Russia reports that its reorganization of its ground forces is continuing, and that the force will be reduced from 1.2 million to one million within two years. The reduction includes the removal of 200,000 officers. Thousands of these officers will remain in service, but as civilians, not officers. This includes many doctors and other technical specialists. All this is intended to end the era of the "Red Army" (the force created by the communists who put together the Soviet Union in the 1920s.)
Another big change is converting the force from one based on divisions, to one based on brigades. This also includes the elimination of many other Soviet era practices. For example, nearly all brigades will be at full strength in peacetime, eliminating the need to wait for reservists to arrive to fill out the unit before it can move out. Another change is moving weapons and ammunition to the brigades base, instead of distant locations (a measure partly to prevent mutinous troops from arming themselves.) The reforms make it possible for a brigade to be available for combat, or movement to a combat area, within a few hours, not a day or more. Improved training, better leaders and new equipment is to bring Russian peacetime forces up to the same quality level of those in the West, particularly the United States or Britain. The Russians were impressed with the performance of these Western troops in Iraq and Afghanistan, and want to emulate it.
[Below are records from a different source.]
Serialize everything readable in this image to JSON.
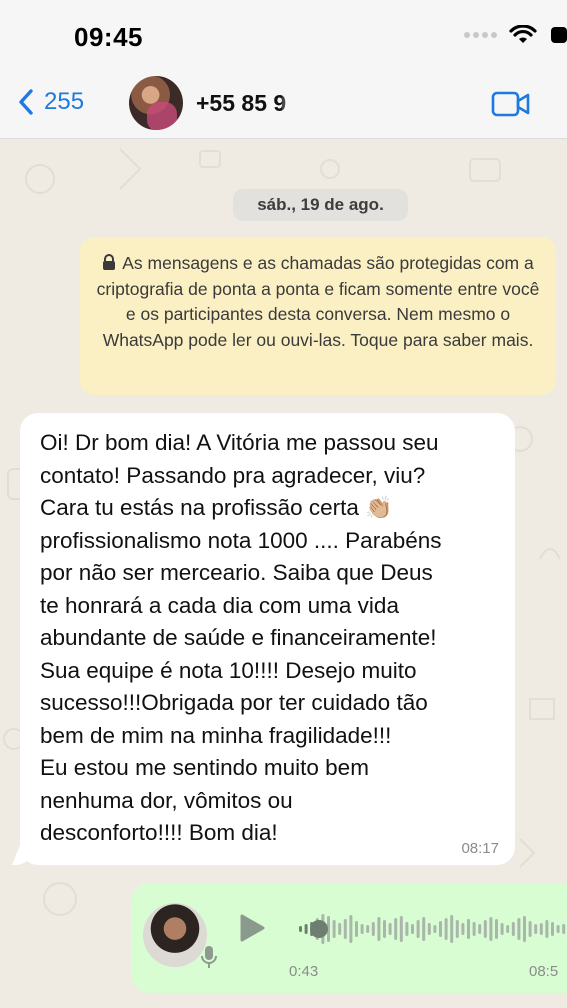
{
  "status": {
    "time": "09:45"
  },
  "header": {
    "back_count": "255",
    "contact_name": "+55 85 9"
  },
  "chat": {
    "date": "sáb., 19 de ago.",
    "encryption_notice": "As mensagens e as chamadas são protegidas com a criptografia de ponta a ponta e ficam somente entre você e os participantes desta conversa. Nem mesmo o WhatsApp pode ler ou ouvi-las. Toque para saber mais.",
    "incoming_message": {
      "text_before_emoji": "Oi! Dr bom dia! A Vitória me passou seu\ncontato! Passando pra agradecer, viu?\nCara tu estás na profissão certa ",
      "emoji": "👏🏼",
      "text_after_emoji": "\nprofissionalismo nota 1000 .... Parabéns\npor não ser merceario. Saiba que Deus\nte honrará a cada dia com uma vida\nabundante de saúde e financeiramente!\nSua equipe é nota 10!!!! Desejo muito\nsucesso!!!Obrigada por ter cuidado tão\nbem de mim na minha fragilidade!!!\nEu estou me sentindo muito bem\nnenhuma dor, vômitos ou\ndesconforto!!!! Bom dia!",
      "time": "08:17"
    },
    "voice_message": {
      "duration": "0:43",
      "time": "08:5",
      "progress": 0.02
    }
  },
  "colors": {
    "accent": "#1f7ae0",
    "chat_bg": "#efeae2",
    "encryption_bg": "#fbf0c4",
    "outgoing_bg": "#d9fdd3"
  },
  "icons": [
    "back-chevron-icon",
    "video-call-icon",
    "lock-icon",
    "play-icon",
    "mic-icon",
    "wifi-icon",
    "battery-icon"
  ]
}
The Russian armed forces lost 80 percent of its strength in the last 18 years, but a disproportionate number of officers remained. At the beginning of the reforms, the Russian military has about 1.2 million personnel (400,000 in the army itself, the rest in paramilitary units that are largely uniformed and armed like soldiers). But there were 355,000 officers in this force. That's more than one in three, and includes 1,107 generals, 25,665 colonels, 99,550 majors, 90,000 captains, and only 50,000 lieutenants. With all that, some 40,000 officers positions were still vacant. The reorganization is eliminating 20 percent of the generals, 65 percent of the colonels, 75 percent of the majors, and 55 percent of the captains. The number of lieutenants is increasing 20 percent. The number of military organizations (about 2,500) are being cut (by 80 percent). Most of these are reserve units, Cold War relics, containing only a cadre of officers. In the event of a major war, reservists (who are no longer available) would be called up to use the stockpiled equipment (also now missing.) The Stavka (general staff) is having its personnel cut 61 percent (to 8,500). Many generals were not happy with all these cuts, but the resistance never got beyond sharp words and bitter regrets.
The senior officers (lieutenant colonel and above) are being retired, all others are offered retraining. The money saved goes to training and promoting more NCOs, and enlisting more volunteer (or "contract") soldiers. The Russians want an all-volunteer forces, but have lacked the money to replace all conscripts with higher quality, and more highly paid, volunteers. Note that data on how many troops there are of each rank in the Russian military is still considered top secret stuff, and these numbers were recently released as a Defense Ministry official discussed reforms with the media. This was apparently done to reduce sympathy for the thousands of soon-to-be former officers who might go around complaining that the military is falling apart.
After World War II, Russia deliberately avoided developing a professional NCO corps. They preferred to have officers take care of nearly all troop supervision. The NCOs that did exist were treated as slightly more reliable enlisted men, but given little real authority. Since officers did not live with the men, slack discipline in the barracks gave rise to the vicious hazing and exploitation of junior conscripts by the senior, or simply stronger and more ruthless, ones. This led to very low morale, and a lot of suicides, theft, sabotage and desertions. Long recognized as a problem, no solution ever worked.
During the 1990s, when military budgets were cut by over two-thirds, most of the best officers got out, and went on to make their fortunes in the new market economy. That left a lot of career officers who saw no other job prospects. Many turned to corrupt practices to supplement their low military pay. Corruption got out of hand.
The hazing and corruption in the military is a complex issue. For one thing, Russia does not have military police to deal with this sort of thing. During the Soviet period (1921-91), the KGB kept an eye on criminal activity in the military, but was more concerned with loyalty and espionage. The violence and hazing in the ranks was not seen as a big problem. It is now, because Russians can vote, and the parents of young men getting abused while doing their conscript service, are making a lot of noise over this issue. Taxpayers are more interested in what the military is doing with their money.
For any meaningful change to occur in the military, there has to be a major upgrade in leadership throughout the force. The first step is to get rid of the most troublesome and least effective officers. Money for more NCOs and contract soldiers will have to come out of the existing personnel budget. Sacking most of the existing officers seems like the way to go for solving both of these problems.